His previous students include Vivian Welch.

==Notable awards and honours==
Tugwell is a fellow of the Canadian Academy of Health Sciences.

In 2008 he received the Canadian Institutes of Health Research Michael Smith Prize as Canada's 2008 Health Researcher of the Year for Health Services and Systems and Population Health Research.

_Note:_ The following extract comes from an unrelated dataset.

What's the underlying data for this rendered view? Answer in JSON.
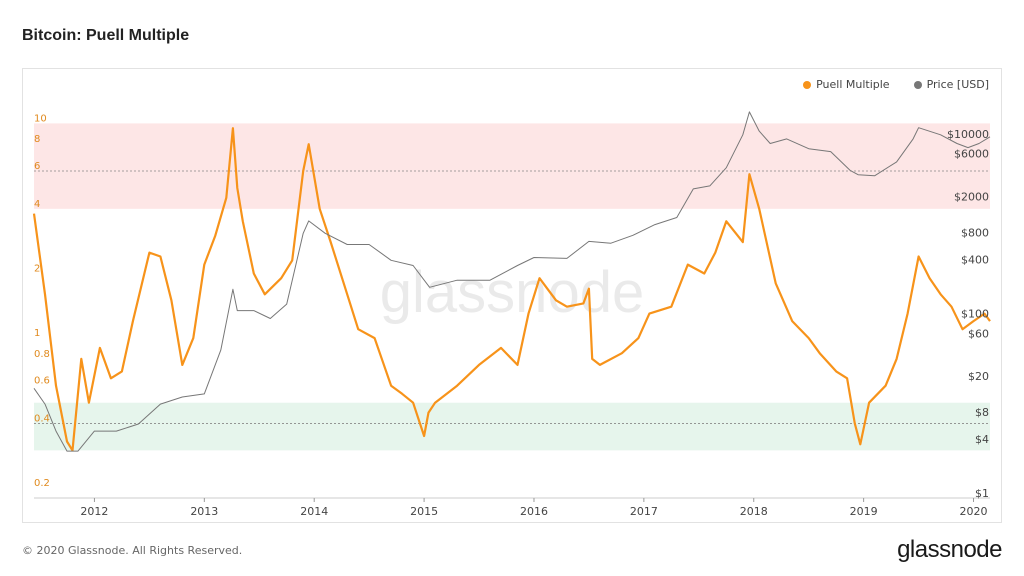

In 2013 he was awarded as Officer of the Order of Canada for "his contributions as an epidemiologist reducing global disparities in health care access".
In 2020 he received the 2020 CIHR Barer-Flood Prize that honours and recognizes an exceptional researcher in the area of health services and policy research.

==Selected textbooks==
- Tugwell P, Boers M, Simon L, Strand V, Wells G, Shea B, Brooks P. Evidence-based rheumatology. London: BMJ books, 2005.
- Haynes RB, Tugwell P, Sackett DL, Guyatt GH. Clinical Epidemiology: How to Do Clinical Practice Research, Third Edition. Philadelphia: Lippincott, Williams and Wilkins, 2005.